Oh, Isis, Goddess of Life, guide me to the other world....
"That's how she did it," Hannah breathed.
She was sitting up on the couch. She knew who she was, and more, she knew who she'd been.
It was another of those blinding flashes of illumination. She felt as if she were standing at the end of the
corridor of time and looking back at a hundred different versions of herself. They each looked slightly
different, and they wore different clothes, but they were all her. Her name had been Hanje, Anora, Xiana,
Nan Haiane, Honni, Ian, Annette. She had been a warrior, a priestess, a princess, a slave.

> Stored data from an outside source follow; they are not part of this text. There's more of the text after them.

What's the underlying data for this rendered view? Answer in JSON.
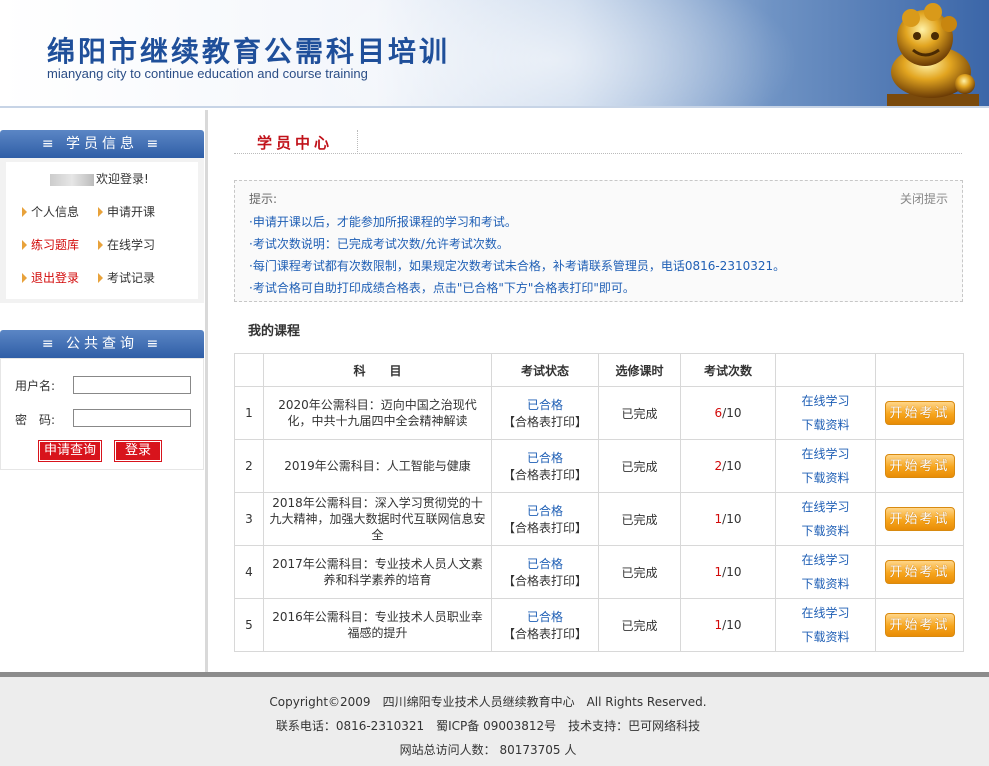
{
  "header": {
    "title": "绵阳市继续教育公需科目培训",
    "subtitle": "mianyang city to continue education and course training"
  },
  "sidebar": {
    "member_panel_title": "≡ 学员信息 ≡",
    "welcome_text": "欢迎登录!",
    "menu": [
      {
        "label": "个人信息",
        "color": "#333333"
      },
      {
        "label": "申请开课",
        "color": "#333333"
      },
      {
        "label": "练习题库",
        "color": "#d20a0a"
      },
      {
        "label": "在线学习",
        "color": "#333333"
      },
      {
        "label": "退出登录",
        "color": "#d20a0a"
      },
      {
        "label": "考试记录",
        "color": "#333333"
      }
    ],
    "query_panel_title": "≡ 公共查询 ≡",
    "username_label": "用户名:",
    "password_label": "密　码:",
    "apply_query_button": "申请查询",
    "login_button": "登录"
  },
  "main": {
    "section_title": "学员中心",
    "tips": {
      "label": "提示:",
      "close": "关闭提示",
      "lines": [
        "·申请开课以后，才能参加所报课程的学习和考试。",
        "·考试次数说明：已完成考试次数/允许考试次数。",
        "·每门课程考试都有次数限制，如果规定次数考试未合格，补考请联系管理员，电话0816-2310321。",
        "·考试合格可自助打印成绩合格表，点击\"已合格\"下方\"合格表打印\"即可。"
      ]
    },
    "my_courses_label": "我的课程",
    "table": {
      "headers": [
        "",
        "科　　目",
        "考试状态",
        "选修课时",
        "考试次数",
        "",
        ""
      ],
      "rows": [
        {
          "no": "1",
          "subject": "2020年公需科目：迈向中国之治现代化，中共十九届四中全会精神解读",
          "status": "已合格",
          "print": "【合格表打印】",
          "hours": "已完成",
          "count_done": "6",
          "count_total": "/10",
          "study": "在线学习",
          "download": "下载资料",
          "exam": "开始考试"
        },
        {
          "no": "2",
          "subject": "2019年公需科目：人工智能与健康",
          "status": "已合格",
          "print": "【合格表打印】",
          "hours": "已完成",
          "count_done": "2",
          "count_total": "/10",
          "study": "在线学习",
          "download": "下载资料",
          "exam": "开始考试"
        },
        {
          "no": "3",
          "subject": "2018年公需科目：深入学习贯彻党的十九大精神，加强大数据时代互联网信息安全",
          "status": "已合格",
          "print": "【合格表打印】",
          "hours": "已完成",
          "count_done": "1",
          "count_total": "/10",
          "study": "在线学习",
          "download": "下载资料",
          "exam": "开始考试"
        },
        {
          "no": "4",
          "subject": "2017年公需科目：专业技术人员人文素养和科学素养的培育",
          "status": "已合格",
          "print": "【合格表打印】",
          "hours": "已完成",
          "count_done": "1",
          "count_total": "/10",
          "study": "在线学习",
          "download": "下载资料",
          "exam": "开始考试"
        },
        {
          "no": "5",
          "subject": "2016年公需科目：专业技术人员职业幸福感的提升",
          "status": "已合格",
          "print": "【合格表打印】",
          "hours": "已完成",
          "count_done": "1",
          "count_total": "/10",
          "study": "在线学习",
          "download": "下载资料",
          "exam": "开始考试"
        }
      ]
    }
  },
  "footer": {
    "copyright": "Copyright©2009　四川绵阳专业技术人员继续教育中心　All Rights Reserved.",
    "contact": "联系电话：0816-2310321　蜀ICP备 09003812号　技术支持：巴可网络科技",
    "visitors": "网站总访问人数：  80173705 人"
  },
  "colors": {
    "brand_blue": "#1f4f9a",
    "accent_red": "#c1121a",
    "link_blue": "#1f5fb5",
    "button_orange": "#f7a51c"
  }
}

And right now
she felt she had the strength of all her selves.
At the far end of the corridor, back where it was misty and blurry and faintly tinted pink and blue, she
seemed to see Hana smiling at her. And then Hana turned and walked away, her task accomplished.
Hannah took a deep breath and let it out.
"She did it with illusions," she said, hardly aware that she was talking out loud. "Maya. And she's done it
before, of course. Maybe every time. What do you do with somebody who keeps killing you over and
over? Never letting you live to your seventeenth birthday? Trying to destroy you, not just your life, but
your heart... ?"
She realized that Paul was staring at her. "You want me to answer that?"
Hannah shook her head even as she went on talking. "Goddess-I mean, God-she must hate me. I still
don't understand why. It must be because she wants Thierry herself-or maybe just because she wants
him miserable. She wants him to know that I'm terrified of him, that I hate him. And she did it. She
convinced me. She convinced my subconscious enough that I started warning myself against him."
"If any of this is true-which I'm not going to admit for a second, because they would definitely take my
license away-then I can tell you one thing," Paul said. "She sounds very, very dangerous."
"She is."
"Then why are you so happy?" he asked pathetically.
Hannah glanced at him and laughed. She couldn't hope to explain it.
But she was more than happy, she was exalted. She was buoyant, ecstatic, over the moon.
Thierry wasn't evil. She had the confirmation of a hundred selves whispering it to her. Maya was the
enemy, the snake in the garden. Thierry was exactly what he'd told her he was. Someone who had made
a terrible mistake and had spent millennia paying for it-and searching for her.